News / Nasional
Selasa, 04 April 2023 | 16:35 WIB
Ketua KPK Firli Bahuri. [ANTARA/HO-Humas KPK]

Suara.com - Mantan Direktur Penyelidikan (Dirdik) Komisi Pemberantasan Korupsi (KPK) Brigjen Pol Endar Priantoro tiba-tiba jadi sorotan publik. Sebab ia mendadak dicopot dari jabatannya itu dengan alasan masa tugas Endardi KPK telah selesai pada 31 Maret 2023.

Berkaitan dengan itu, KPK tidak mengusulkan perpanjangan masa tugas jenderal polisi bintang satu itu.

Sempat beredar kabar, pencopotan Endar dilatari perbedaan pendapat dan pandangan dirinya dengan Ketua KPK Firli Bahuri mengenai penanganan kasus dugaan korupsi Formula E.

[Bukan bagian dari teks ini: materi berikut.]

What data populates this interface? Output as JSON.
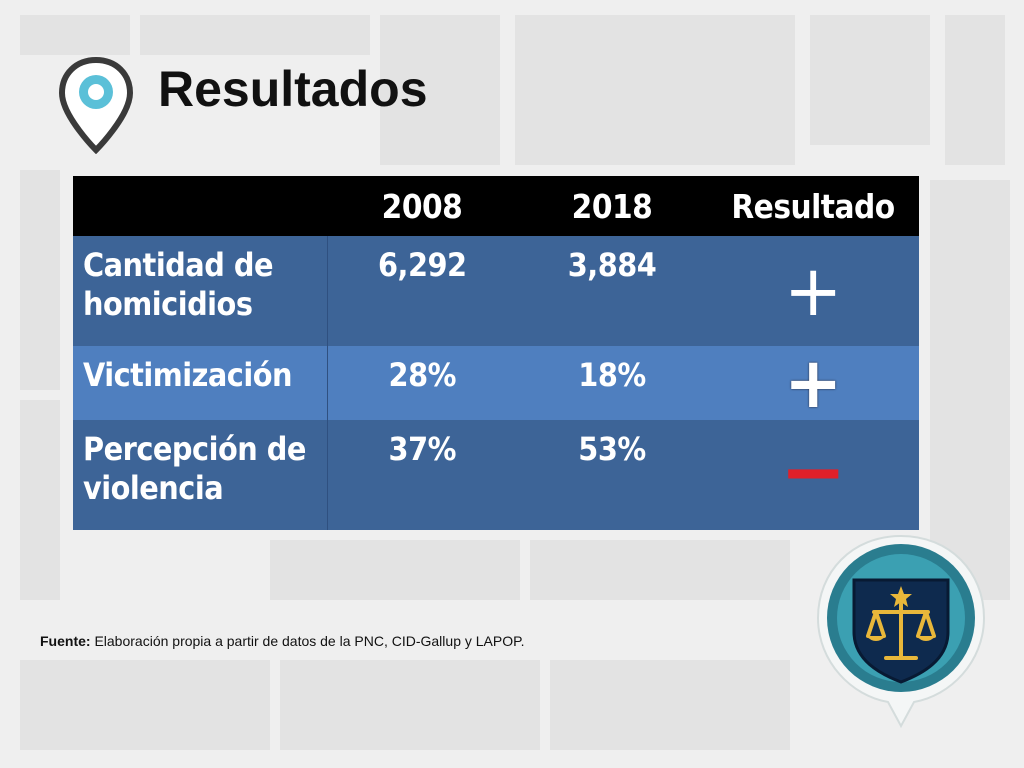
{
  "title": "Resultados",
  "table": {
    "headers": [
      "",
      "2008",
      "2018",
      "Resultado"
    ],
    "rows": [
      {
        "label_line1": "Cantidad de",
        "label_line2": "homicidios",
        "v2008": "6,292",
        "v2018": "3,884",
        "result": "+",
        "result_color": "#ffffff"
      },
      {
        "label_line1": "Victimización",
        "label_line2": "",
        "v2008": "28%",
        "v2018": "18%",
        "result": "+",
        "result_color": "#ffffff"
      },
      {
        "label_line1": "Percepción de",
        "label_line2": "violencia",
        "v2008": "37%",
        "v2018": "53%",
        "result": "−",
        "result_color": "#e0202a"
      }
    ]
  },
  "source": {
    "prefix": "Fuente:",
    "text": " Elaboración propia a partir de datos de la PNC, CID-Gallup y LAPOP."
  },
  "icons": {
    "pin": "map-pin-icon",
    "badge": "justice-scales-badge-icon"
  }
}
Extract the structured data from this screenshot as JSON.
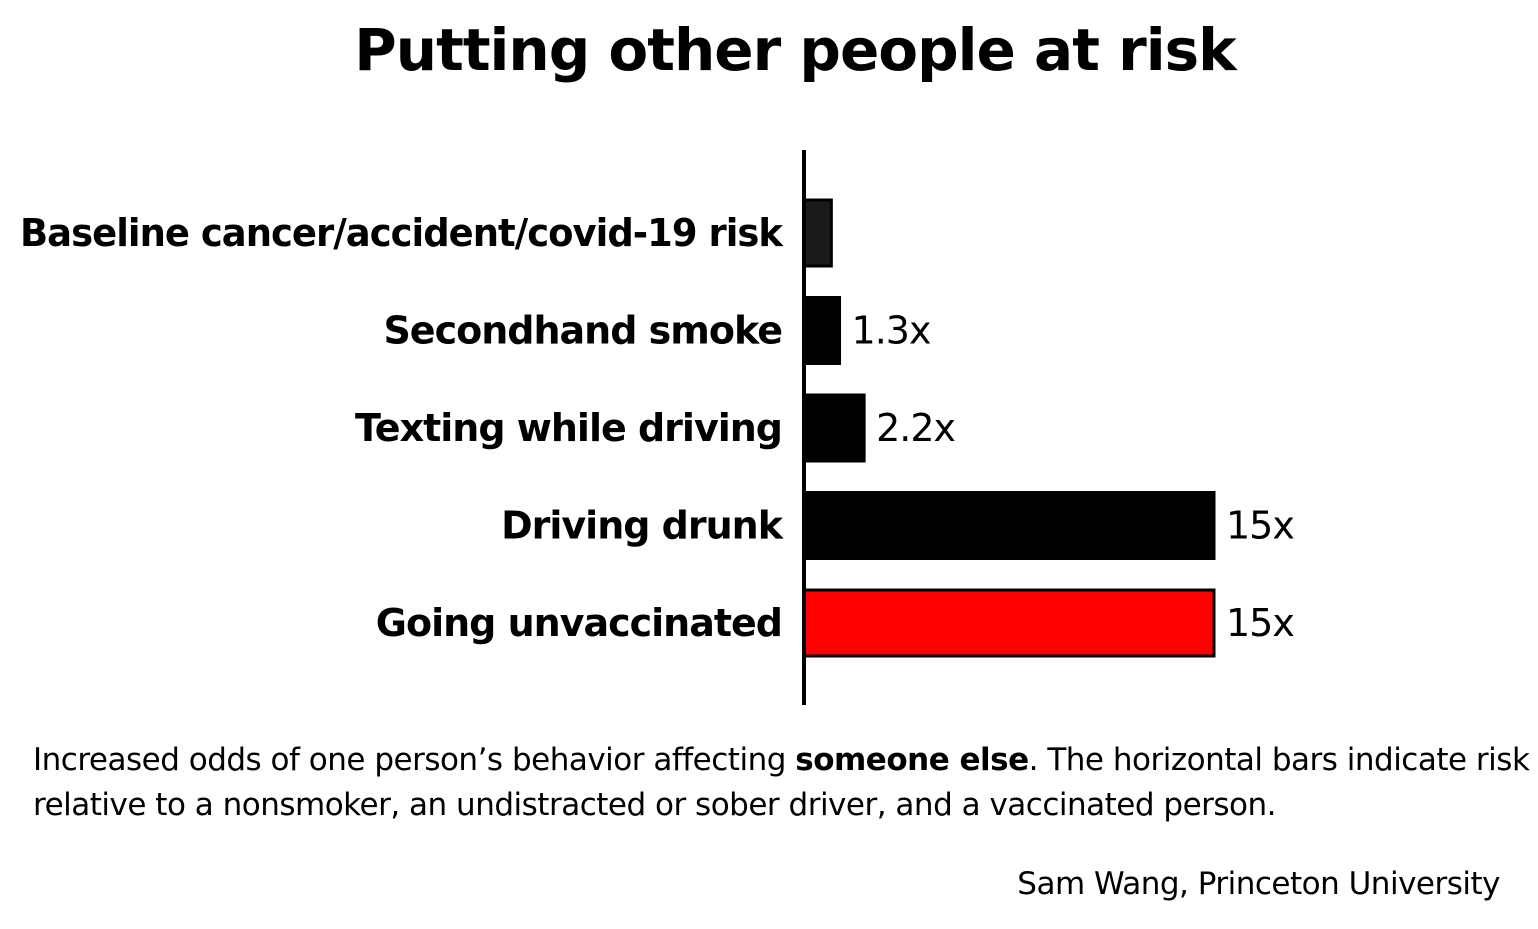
{
  "chart_data": {
    "type": "bar",
    "orientation": "horizontal",
    "title": "Putting other people at risk",
    "categories": [
      "Baseline cancer/accident/covid-19 risk",
      "Secondhand smoke",
      "Texting while driving",
      "Driving drunk",
      "Going unvaccinated"
    ],
    "values": [
      1,
      1.3,
      2.2,
      15,
      15
    ],
    "value_labels": [
      "",
      "1.3x",
      "2.2x",
      "15x",
      "15x"
    ],
    "bar_colors": [
      "#1a1a1a",
      "#000000",
      "#000000",
      "#000000",
      "#ff0000"
    ],
    "xlim": [
      0,
      15
    ],
    "grid": false,
    "legend": "none"
  },
  "caption": {
    "text_before": "Increased odds of one person’s behavior affecting ",
    "bold": "someone else",
    "text_after": ". The horizontal bars indicate risk relative to a nonsmoker, an undistracted or sober driver, and a vaccinated person."
  },
  "credit": "Sam Wang, Princeton University"
}
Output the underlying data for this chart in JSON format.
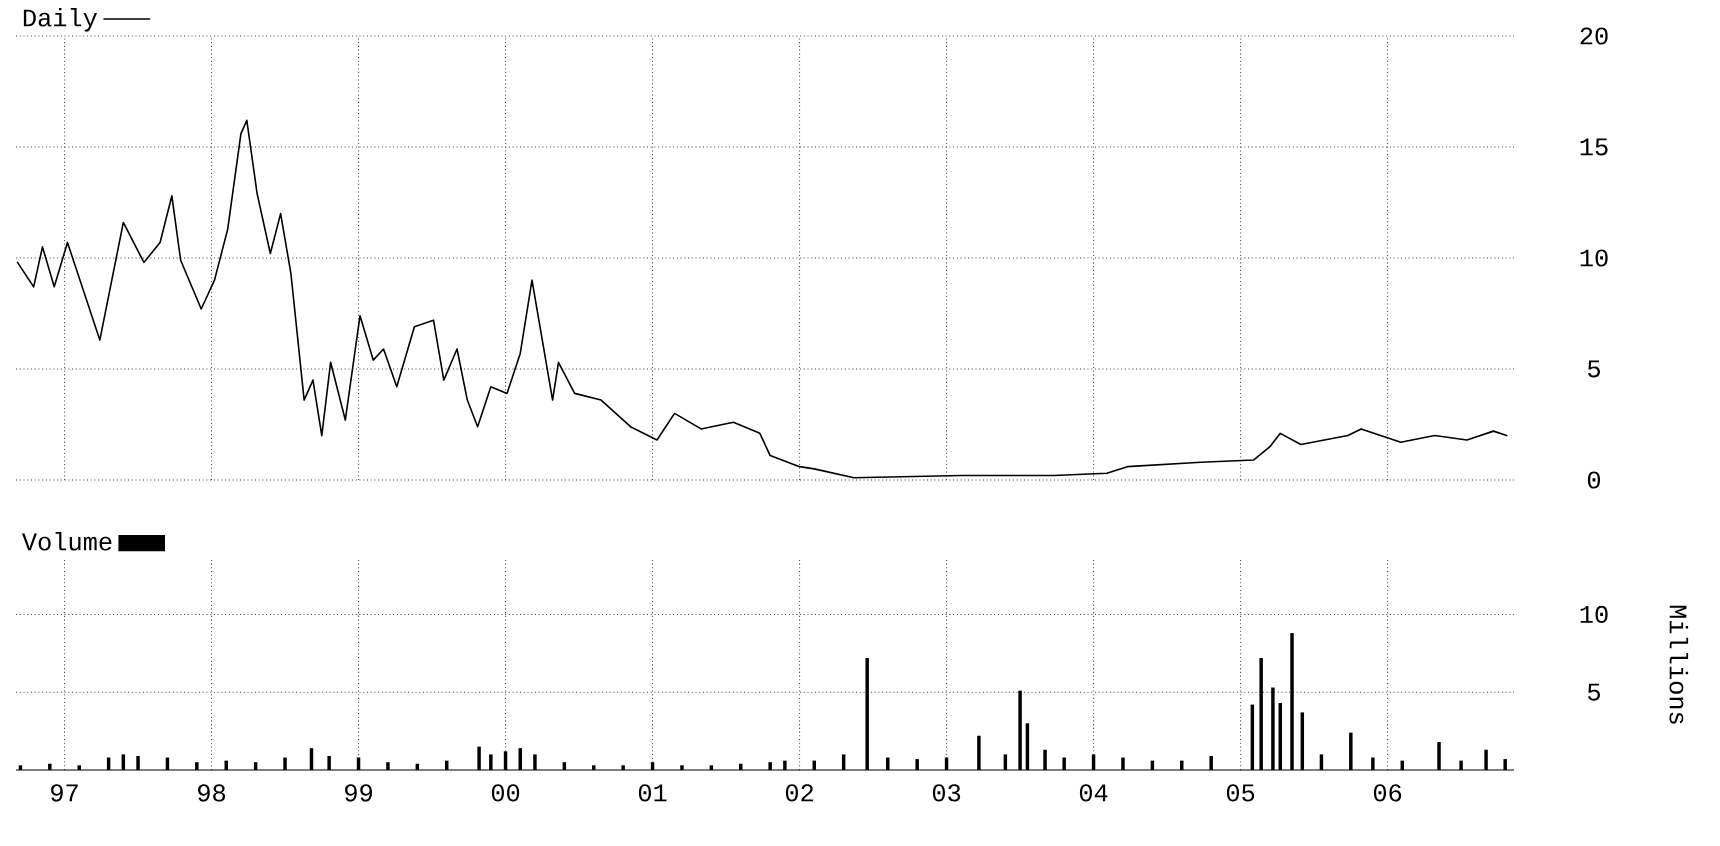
{
  "chart_data": [
    {
      "type": "line",
      "xlim": [
        1996.67,
        2006.86
      ],
      "ylim": [
        0,
        20
      ],
      "yticks": [
        0,
        5,
        10,
        15,
        20
      ],
      "xticks": [
        {
          "value": 1997,
          "label": null
        },
        {
          "value": 1998,
          "label": null
        },
        {
          "value": 1999,
          "label": null
        },
        {
          "value": 2000,
          "label": null
        },
        {
          "value": 2001,
          "label": null
        },
        {
          "value": 2002,
          "label": null
        },
        {
          "value": 2003,
          "label": null
        },
        {
          "value": 2004,
          "label": null
        },
        {
          "value": 2005,
          "label": null
        },
        {
          "value": 2006,
          "label": null
        }
      ],
      "tick_labels": "y",
      "grid": true,
      "legend": "top left",
      "series": [
        {
          "name": "Daily",
          "color": "#000000",
          "x": [
            1996.68,
            1996.79,
            1996.85,
            1996.93,
            1997.02,
            1997.24,
            1997.4,
            1997.54,
            1997.65,
            1997.73,
            1997.79,
            1997.93,
            1998.02,
            1998.11,
            1998.2,
            1998.24,
            1998.31,
            1998.4,
            1998.47,
            1998.54,
            1998.63,
            1998.69,
            1998.75,
            1998.81,
            1998.91,
            1999.01,
            1999.1,
            1999.17,
            1999.26,
            1999.38,
            1999.51,
            1999.58,
            1999.67,
            1999.74,
            1999.81,
            1999.9,
            2000.01,
            2000.1,
            2000.18,
            2000.25,
            2000.32,
            2000.36,
            2000.47,
            2000.65,
            2000.85,
            2001.03,
            2001.15,
            2001.33,
            2001.55,
            2001.73,
            2001.8,
            2002.0,
            2002.1,
            2002.37,
            2003.1,
            2003.73,
            2004.09,
            2004.23,
            2004.73,
            2005.09,
            2005.2,
            2005.27,
            2005.41,
            2005.73,
            2005.82,
            2006.09,
            2006.32,
            2006.54,
            2006.72,
            2006.81
          ],
          "values": [
            9.8,
            8.7,
            10.5,
            8.7,
            10.7,
            6.3,
            11.6,
            9.8,
            10.7,
            12.8,
            9.9,
            7.7,
            9.0,
            11.3,
            15.6,
            16.2,
            12.9,
            10.2,
            12.0,
            9.3,
            3.6,
            4.5,
            2.0,
            5.3,
            2.7,
            7.4,
            5.4,
            5.9,
            4.2,
            6.9,
            7.2,
            4.5,
            5.9,
            3.6,
            2.4,
            4.2,
            3.9,
            5.7,
            9.0,
            6.3,
            3.6,
            5.3,
            3.9,
            3.6,
            2.4,
            1.8,
            3.0,
            2.3,
            2.6,
            2.1,
            1.1,
            0.6,
            0.5,
            0.1,
            0.2,
            0.2,
            0.3,
            0.6,
            0.8,
            0.9,
            1.5,
            2.1,
            1.6,
            2.0,
            2.3,
            1.7,
            2.0,
            1.8,
            2.2,
            2.0
          ]
        }
      ]
    },
    {
      "type": "bar",
      "xlim": [
        1996.67,
        2006.86
      ],
      "ylim": [
        0,
        13.5
      ],
      "yticks": [
        5,
        10
      ],
      "ylabel": "Millions",
      "xticks": [
        {
          "value": 1997,
          "label": "97"
        },
        {
          "value": 1998,
          "label": "98"
        },
        {
          "value": 1999,
          "label": "99"
        },
        {
          "value": 2000,
          "label": "00"
        },
        {
          "value": 2001,
          "label": "01"
        },
        {
          "value": 2002,
          "label": "02"
        },
        {
          "value": 2003,
          "label": "03"
        },
        {
          "value": 2004,
          "label": "04"
        },
        {
          "value": 2005,
          "label": "05"
        },
        {
          "value": 2006,
          "label": "06"
        }
      ],
      "grid": true,
      "legend": "top left",
      "series": [
        {
          "name": "Volume",
          "color": "#000000",
          "x": [
            1996.7,
            1996.9,
            1997.1,
            1997.3,
            1997.4,
            1997.5,
            1997.7,
            1997.9,
            1998.1,
            1998.3,
            1998.5,
            1998.68,
            1998.8,
            1999.0,
            1999.2,
            1999.4,
            1999.6,
            1999.82,
            1999.9,
            2000.0,
            2000.1,
            2000.2,
            2000.4,
            2000.6,
            2000.8,
            2001.0,
            2001.2,
            2001.4,
            2001.6,
            2001.8,
            2001.9,
            2002.1,
            2002.3,
            2002.46,
            2002.6,
            2002.8,
            2003.0,
            2003.22,
            2003.4,
            2003.5,
            2003.55,
            2003.67,
            2003.8,
            2004.0,
            2004.2,
            2004.4,
            2004.6,
            2004.8,
            2005.08,
            2005.14,
            2005.22,
            2005.27,
            2005.35,
            2005.42,
            2005.55,
            2005.75,
            2005.9,
            2006.1,
            2006.35,
            2006.5,
            2006.67,
            2006.8
          ],
          "values": [
            0.3,
            0.4,
            0.3,
            0.8,
            1.0,
            0.9,
            0.8,
            0.5,
            0.6,
            0.5,
            0.8,
            1.4,
            0.9,
            0.8,
            0.5,
            0.4,
            0.6,
            1.5,
            1.0,
            1.2,
            1.4,
            1.0,
            0.5,
            0.3,
            0.3,
            0.5,
            0.3,
            0.3,
            0.4,
            0.5,
            0.6,
            0.6,
            1.0,
            7.2,
            0.8,
            0.7,
            0.8,
            2.2,
            1.0,
            5.1,
            3.0,
            1.3,
            0.8,
            1.0,
            0.8,
            0.6,
            0.6,
            0.9,
            4.2,
            7.2,
            5.3,
            4.3,
            8.8,
            3.7,
            1.0,
            2.4,
            0.8,
            0.6,
            1.8,
            0.6,
            1.3,
            0.7
          ]
        }
      ]
    }
  ]
}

Terkait munculnya anggapan itu, Endar mengaku enggan menduga-duga apakah benar pencopotannya berkaitan dengan beda pendapan dengan Firlu dikasus Formula E atau tidak. Hal itu disampaikan Endar ketika mendatangi Gedung ACLC KPK pada Senin (3/4/2023). 

Meski begitu, ia tidak menampik kalau memang ada perbedaan pendapat antara dirinya dengan Firli bahuri mengenai proses penyelidikan kasus Formula E. Namun menurut dia, perbedaan pendapat itu merupakan hal yang wajar.

"Tapi faktanya kami ini bekerja sebagaimana yang kami lakukan. Objektivitas kami menurut profesional kami yang selama ini kami lakukan," sambung Endar.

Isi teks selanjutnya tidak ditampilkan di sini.